Osteoarthritis of the knee is a very common condition that affects millions of people every year. Arthritis of the knee is whenever the cartilage of the knee is lost. There are two types of cartilage. First is the meniscus. The meniscus is a rubbery cushion that comes between the two bones of the knee. It provides the initial zone of protection. Very commonly, a meniscus can be torn with day-to-day activities wear and tear, or even a high level of sports. The treatment of a meniscus tear, if it is symptomatic enough and fails to respond to therapy and/or injections, is an arthroscopic procedure. During the arthroscopy, the meniscus is either sewn back together or trimmed out, depending on the location of the tear. The second type of cartilage is articular cartilage. It is a cap that covers the top of the thigh as well as the top of the shin bone and is like gristle. Whenever damage to the articular cartilage occurs, this sets the stage for arthritis. The process goes from the cartilage cap becoming soft to small crevices, to big flaps to bare bone. Once the knee gets to bare bone, the patient experiences constant pain that can limit their activities. Typically, these patients have pain with rest as well as pain with walking short distances that is quite disabling and the end result historically has been a total knee replacement.
At Advanced Orthopedic Specialists, we established the Cartilage Restoration Center for the patients under the age of 55 who have arthritis that has progressed to the point of possibly needing a knee replacement. There are two types of cartilage restoration procedures that we perform at AOS to try to halt this progression. First is the meniscus preservation technique. If a patient has a meniscus tear which is repairable, we, through the arthroscope, can sew it back together and anticipate a good result.
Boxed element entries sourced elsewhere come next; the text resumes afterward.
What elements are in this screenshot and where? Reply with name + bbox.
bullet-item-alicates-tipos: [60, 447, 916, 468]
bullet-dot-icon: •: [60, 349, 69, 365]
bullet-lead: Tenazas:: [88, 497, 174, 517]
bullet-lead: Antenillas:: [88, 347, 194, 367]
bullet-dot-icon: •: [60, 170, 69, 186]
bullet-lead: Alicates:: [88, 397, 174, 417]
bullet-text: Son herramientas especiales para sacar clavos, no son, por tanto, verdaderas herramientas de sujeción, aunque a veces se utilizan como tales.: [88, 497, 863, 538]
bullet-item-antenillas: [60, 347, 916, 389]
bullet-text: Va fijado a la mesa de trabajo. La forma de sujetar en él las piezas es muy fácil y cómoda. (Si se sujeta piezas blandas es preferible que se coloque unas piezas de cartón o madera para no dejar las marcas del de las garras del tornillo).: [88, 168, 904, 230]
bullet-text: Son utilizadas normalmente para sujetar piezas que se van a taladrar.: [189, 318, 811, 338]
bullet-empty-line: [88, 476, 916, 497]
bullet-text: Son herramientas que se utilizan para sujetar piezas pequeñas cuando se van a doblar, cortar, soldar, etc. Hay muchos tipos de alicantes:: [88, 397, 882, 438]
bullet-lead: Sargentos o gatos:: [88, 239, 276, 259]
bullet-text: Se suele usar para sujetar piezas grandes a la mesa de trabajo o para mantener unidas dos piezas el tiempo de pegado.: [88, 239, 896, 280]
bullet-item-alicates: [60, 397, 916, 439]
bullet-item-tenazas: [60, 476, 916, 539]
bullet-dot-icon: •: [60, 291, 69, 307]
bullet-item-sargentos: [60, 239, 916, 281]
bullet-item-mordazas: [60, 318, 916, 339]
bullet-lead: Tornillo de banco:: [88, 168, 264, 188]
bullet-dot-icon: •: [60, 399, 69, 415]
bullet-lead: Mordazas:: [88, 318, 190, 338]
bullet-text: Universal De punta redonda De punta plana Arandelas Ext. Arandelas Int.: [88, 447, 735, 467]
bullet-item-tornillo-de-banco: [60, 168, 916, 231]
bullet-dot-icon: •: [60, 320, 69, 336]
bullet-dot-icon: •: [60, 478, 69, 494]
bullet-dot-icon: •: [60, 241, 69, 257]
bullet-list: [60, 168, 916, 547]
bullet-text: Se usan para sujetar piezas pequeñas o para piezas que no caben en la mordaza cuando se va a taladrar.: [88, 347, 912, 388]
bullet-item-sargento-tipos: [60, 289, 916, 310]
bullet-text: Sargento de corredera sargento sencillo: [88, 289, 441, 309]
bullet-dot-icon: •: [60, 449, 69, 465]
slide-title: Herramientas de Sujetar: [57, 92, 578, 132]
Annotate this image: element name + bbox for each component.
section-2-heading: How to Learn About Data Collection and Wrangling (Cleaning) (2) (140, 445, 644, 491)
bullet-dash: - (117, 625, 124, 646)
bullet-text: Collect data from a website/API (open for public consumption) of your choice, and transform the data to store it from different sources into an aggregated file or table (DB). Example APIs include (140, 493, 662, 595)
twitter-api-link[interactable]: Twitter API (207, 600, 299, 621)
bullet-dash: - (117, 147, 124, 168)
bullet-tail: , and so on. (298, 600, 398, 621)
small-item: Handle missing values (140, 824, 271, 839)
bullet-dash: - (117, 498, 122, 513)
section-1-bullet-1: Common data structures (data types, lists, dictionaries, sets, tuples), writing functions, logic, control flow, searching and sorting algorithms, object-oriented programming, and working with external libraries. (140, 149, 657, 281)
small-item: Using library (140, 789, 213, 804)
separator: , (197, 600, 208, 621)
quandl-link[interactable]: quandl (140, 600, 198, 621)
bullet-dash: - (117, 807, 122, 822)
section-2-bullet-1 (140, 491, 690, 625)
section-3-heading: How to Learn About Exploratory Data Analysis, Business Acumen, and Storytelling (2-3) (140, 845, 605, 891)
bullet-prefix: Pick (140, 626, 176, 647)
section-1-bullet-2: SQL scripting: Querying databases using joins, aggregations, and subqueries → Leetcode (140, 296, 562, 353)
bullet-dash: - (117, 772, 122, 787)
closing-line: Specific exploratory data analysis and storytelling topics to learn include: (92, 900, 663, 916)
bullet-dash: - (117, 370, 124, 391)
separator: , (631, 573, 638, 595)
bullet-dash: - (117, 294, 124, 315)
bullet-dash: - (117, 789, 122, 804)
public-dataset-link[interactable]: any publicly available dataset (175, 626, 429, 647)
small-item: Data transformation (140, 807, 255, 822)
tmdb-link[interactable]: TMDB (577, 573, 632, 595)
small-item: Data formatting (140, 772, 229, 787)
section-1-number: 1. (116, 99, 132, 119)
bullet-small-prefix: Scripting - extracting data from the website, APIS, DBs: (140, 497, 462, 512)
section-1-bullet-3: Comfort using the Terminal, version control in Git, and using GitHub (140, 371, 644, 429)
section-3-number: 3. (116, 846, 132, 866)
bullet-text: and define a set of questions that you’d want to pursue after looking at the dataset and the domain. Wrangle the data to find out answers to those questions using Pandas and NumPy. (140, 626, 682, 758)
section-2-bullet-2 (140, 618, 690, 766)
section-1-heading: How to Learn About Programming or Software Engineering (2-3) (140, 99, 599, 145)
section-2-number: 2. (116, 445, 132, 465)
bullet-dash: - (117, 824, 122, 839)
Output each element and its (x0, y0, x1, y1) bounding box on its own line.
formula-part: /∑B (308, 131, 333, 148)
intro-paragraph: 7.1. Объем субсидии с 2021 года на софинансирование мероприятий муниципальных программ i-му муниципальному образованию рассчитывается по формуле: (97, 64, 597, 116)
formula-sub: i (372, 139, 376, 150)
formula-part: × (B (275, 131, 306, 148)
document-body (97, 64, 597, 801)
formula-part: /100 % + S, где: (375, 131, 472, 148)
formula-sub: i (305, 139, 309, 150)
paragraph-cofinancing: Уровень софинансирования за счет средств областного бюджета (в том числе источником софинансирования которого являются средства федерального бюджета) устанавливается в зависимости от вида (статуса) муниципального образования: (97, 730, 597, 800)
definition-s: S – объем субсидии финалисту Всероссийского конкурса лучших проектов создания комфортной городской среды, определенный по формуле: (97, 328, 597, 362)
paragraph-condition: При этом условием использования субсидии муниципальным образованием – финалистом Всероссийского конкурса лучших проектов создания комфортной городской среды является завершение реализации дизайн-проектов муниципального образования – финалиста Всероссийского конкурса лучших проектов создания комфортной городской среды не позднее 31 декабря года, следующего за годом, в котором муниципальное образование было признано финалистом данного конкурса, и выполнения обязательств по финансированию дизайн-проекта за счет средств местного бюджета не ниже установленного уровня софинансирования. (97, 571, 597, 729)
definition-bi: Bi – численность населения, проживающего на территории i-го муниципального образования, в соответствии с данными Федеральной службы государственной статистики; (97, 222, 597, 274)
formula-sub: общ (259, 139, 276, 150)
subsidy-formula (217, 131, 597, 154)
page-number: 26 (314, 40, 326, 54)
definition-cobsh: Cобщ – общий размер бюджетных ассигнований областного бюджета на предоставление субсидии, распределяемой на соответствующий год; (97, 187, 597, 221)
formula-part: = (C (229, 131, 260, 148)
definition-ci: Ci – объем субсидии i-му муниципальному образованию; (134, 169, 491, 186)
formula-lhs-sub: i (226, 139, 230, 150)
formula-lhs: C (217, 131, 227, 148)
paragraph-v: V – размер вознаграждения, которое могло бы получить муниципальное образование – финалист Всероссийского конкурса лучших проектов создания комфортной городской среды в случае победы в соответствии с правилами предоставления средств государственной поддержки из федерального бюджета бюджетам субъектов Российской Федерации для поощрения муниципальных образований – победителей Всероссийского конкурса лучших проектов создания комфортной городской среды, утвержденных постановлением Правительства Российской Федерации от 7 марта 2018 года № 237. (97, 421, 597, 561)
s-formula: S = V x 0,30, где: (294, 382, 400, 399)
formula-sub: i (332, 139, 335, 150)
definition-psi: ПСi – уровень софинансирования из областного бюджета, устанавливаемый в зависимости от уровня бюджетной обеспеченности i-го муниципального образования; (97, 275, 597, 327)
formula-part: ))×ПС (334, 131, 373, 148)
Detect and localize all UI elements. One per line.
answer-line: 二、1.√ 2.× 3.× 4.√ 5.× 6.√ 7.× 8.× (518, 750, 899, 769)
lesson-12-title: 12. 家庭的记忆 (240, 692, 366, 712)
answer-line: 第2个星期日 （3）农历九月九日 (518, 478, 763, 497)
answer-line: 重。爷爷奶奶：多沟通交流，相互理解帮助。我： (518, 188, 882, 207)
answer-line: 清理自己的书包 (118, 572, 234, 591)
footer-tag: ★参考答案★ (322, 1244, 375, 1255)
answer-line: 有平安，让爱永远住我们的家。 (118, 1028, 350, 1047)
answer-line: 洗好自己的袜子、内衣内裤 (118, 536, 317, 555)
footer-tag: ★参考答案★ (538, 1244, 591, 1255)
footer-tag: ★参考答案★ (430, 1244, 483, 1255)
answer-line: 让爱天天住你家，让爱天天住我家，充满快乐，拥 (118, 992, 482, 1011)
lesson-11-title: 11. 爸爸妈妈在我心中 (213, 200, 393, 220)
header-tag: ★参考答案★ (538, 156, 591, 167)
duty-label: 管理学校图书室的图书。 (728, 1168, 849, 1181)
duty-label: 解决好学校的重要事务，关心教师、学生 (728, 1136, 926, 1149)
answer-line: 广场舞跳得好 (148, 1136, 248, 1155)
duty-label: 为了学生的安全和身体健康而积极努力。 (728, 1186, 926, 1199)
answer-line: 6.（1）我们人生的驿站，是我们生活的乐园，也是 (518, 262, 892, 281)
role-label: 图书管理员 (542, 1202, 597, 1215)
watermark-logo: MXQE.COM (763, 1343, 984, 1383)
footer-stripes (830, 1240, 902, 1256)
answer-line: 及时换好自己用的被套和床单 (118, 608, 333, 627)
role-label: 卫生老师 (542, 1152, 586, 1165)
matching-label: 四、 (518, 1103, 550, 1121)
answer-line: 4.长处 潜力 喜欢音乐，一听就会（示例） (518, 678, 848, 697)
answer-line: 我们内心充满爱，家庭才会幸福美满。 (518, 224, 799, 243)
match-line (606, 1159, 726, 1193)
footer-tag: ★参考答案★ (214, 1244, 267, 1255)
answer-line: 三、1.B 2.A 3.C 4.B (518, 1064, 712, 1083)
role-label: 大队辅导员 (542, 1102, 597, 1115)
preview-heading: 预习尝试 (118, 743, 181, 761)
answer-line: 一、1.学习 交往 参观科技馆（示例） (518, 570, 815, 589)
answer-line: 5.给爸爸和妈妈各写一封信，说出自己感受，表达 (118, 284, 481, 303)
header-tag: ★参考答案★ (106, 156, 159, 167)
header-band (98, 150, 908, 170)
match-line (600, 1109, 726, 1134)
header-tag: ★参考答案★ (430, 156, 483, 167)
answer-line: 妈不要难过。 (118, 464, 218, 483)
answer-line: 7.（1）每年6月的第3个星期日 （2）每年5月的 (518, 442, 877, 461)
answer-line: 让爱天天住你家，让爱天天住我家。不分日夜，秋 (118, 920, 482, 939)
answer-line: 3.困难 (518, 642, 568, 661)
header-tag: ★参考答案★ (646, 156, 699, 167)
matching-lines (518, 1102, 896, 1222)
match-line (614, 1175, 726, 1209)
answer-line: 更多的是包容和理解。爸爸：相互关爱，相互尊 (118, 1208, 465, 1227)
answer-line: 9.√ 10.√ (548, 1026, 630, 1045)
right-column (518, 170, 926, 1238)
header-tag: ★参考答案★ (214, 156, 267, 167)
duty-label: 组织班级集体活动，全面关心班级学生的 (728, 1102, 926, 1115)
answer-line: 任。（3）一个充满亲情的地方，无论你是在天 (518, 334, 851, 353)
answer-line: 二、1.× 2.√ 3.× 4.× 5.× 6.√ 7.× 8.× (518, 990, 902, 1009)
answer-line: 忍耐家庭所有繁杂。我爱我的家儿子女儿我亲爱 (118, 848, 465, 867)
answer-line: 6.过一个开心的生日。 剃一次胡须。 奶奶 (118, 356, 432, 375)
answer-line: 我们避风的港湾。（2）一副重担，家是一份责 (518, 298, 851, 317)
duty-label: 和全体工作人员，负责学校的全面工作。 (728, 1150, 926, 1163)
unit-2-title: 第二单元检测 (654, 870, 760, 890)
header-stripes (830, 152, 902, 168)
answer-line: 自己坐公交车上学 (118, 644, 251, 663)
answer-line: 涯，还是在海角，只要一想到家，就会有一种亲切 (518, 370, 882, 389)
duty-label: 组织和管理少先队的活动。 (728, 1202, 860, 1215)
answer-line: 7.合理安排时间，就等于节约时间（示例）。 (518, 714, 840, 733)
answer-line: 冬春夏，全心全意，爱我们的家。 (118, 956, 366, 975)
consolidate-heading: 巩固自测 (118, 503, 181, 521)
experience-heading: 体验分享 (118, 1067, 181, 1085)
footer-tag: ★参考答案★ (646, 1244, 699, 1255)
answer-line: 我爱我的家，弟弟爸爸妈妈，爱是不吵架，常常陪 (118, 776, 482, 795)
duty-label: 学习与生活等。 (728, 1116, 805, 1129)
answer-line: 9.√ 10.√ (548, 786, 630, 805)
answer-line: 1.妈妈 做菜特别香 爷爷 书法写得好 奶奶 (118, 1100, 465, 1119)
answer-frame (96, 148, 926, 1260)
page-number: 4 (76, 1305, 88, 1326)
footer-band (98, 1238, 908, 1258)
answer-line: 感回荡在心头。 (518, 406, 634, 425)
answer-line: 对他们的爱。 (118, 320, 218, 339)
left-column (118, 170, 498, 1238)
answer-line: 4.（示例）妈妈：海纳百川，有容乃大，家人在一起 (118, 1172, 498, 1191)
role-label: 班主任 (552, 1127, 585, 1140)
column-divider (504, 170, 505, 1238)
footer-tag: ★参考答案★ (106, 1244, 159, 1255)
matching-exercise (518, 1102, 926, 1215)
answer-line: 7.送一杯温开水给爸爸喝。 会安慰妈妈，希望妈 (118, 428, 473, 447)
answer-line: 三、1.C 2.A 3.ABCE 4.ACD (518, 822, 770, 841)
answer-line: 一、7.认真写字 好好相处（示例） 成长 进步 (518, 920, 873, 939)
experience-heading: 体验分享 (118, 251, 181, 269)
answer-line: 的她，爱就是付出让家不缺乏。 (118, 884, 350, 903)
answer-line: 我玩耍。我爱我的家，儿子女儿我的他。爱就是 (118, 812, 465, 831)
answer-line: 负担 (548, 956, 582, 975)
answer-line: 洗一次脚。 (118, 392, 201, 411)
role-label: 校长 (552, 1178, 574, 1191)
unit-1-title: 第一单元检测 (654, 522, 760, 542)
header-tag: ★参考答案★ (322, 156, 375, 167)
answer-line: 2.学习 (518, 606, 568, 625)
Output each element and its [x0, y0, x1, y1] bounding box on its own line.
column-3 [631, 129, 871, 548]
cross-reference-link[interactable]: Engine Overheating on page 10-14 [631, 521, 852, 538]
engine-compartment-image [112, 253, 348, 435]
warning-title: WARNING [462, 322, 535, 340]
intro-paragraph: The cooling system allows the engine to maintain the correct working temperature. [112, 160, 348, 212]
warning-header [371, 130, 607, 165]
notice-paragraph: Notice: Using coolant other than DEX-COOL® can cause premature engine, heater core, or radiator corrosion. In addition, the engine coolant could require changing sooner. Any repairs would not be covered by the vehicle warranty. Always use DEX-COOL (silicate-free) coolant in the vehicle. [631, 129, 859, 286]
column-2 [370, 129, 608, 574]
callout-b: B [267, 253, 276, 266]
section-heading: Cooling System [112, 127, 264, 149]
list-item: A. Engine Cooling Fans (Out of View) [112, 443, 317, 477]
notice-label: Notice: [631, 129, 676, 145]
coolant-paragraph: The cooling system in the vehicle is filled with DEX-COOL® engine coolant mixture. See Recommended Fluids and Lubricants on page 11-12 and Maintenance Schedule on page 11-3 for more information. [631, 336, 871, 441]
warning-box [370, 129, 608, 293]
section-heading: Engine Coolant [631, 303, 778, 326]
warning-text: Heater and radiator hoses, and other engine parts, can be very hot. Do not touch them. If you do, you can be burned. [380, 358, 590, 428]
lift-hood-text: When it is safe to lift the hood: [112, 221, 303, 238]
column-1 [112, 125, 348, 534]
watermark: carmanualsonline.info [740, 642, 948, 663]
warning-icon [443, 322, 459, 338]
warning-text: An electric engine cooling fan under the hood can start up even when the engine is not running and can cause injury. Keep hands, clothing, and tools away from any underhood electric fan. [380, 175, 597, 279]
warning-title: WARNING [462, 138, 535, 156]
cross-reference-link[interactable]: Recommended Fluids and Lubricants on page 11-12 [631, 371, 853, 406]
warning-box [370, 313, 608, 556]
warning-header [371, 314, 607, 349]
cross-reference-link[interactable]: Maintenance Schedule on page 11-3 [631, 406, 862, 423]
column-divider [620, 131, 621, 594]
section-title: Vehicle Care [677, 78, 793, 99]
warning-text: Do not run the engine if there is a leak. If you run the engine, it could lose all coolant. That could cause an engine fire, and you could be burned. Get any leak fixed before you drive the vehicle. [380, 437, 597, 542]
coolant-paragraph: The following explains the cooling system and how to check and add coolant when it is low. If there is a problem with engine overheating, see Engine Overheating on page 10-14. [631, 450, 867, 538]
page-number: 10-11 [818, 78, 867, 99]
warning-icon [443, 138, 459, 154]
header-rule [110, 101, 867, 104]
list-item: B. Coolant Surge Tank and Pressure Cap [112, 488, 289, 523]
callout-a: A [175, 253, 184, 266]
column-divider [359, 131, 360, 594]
If; however, the patient has lost the majority of the meniscus during a prior procedure or during an injury, they could be a candidate for a meniscal allograft. The meniscal allograft is when a cadaver cartilage is taken and inserted into the knee with the assistance of an arthroscope and allowed to heal back in. We have had good success with this performing hundreds of these at Advanced Orthopedic Specialists. This is the first step to stop the progression of the arthritis.
The second type of cartilage restoration procedure involves the articular cartilage, which is the cartilage cap. There are a variety of options to restore the cartilage cap depending on the number of defects, the size of the defects, and the location of the defects. If there is a small isolated defect, the patient may be a candidate for an osteoarticular autograft (OATS). In this technique, a graft is taken from part of the knee, which is nonweightbearing and transferred to the defect in the knee. This is similar to backfilling the hole on putting green. This offers excellent results for lesions that are less than 2 sq cm.
If the lesion is larger than 2 sq cm, the options are an osteoarticular allograft, which is a large plug of cadaver cartilage, which is transferred to the defect.
Another option is autologous chondrocyte implantation. At advanced Orthopedic Specialist, we have performed over 300 ACIs. In this technique, a knee is scoped and multiple small specimens are taken from a non-weightbearing part of the knee. They are sent to a company in Boston where they are multiplied to approximately 48 million of the patient’s own articular cells and these cells are then inserted into the knee where they are allowed to grow. This is a stem cell technique. This has had 85% success rate.
Using the combination of meniscal allografts as well as osteoarticular autografts, ACI, and steoarticular allografts, we have been able to salvage the knee in over 500 patients in the past eight years and prevent the patients under the age of 55 into having a total knee arthroplasty. We feel this is the future of knee surgery. We expect that this will ultimately replace the need for knee replacements in our patient population and the age limit of 55 will be extended.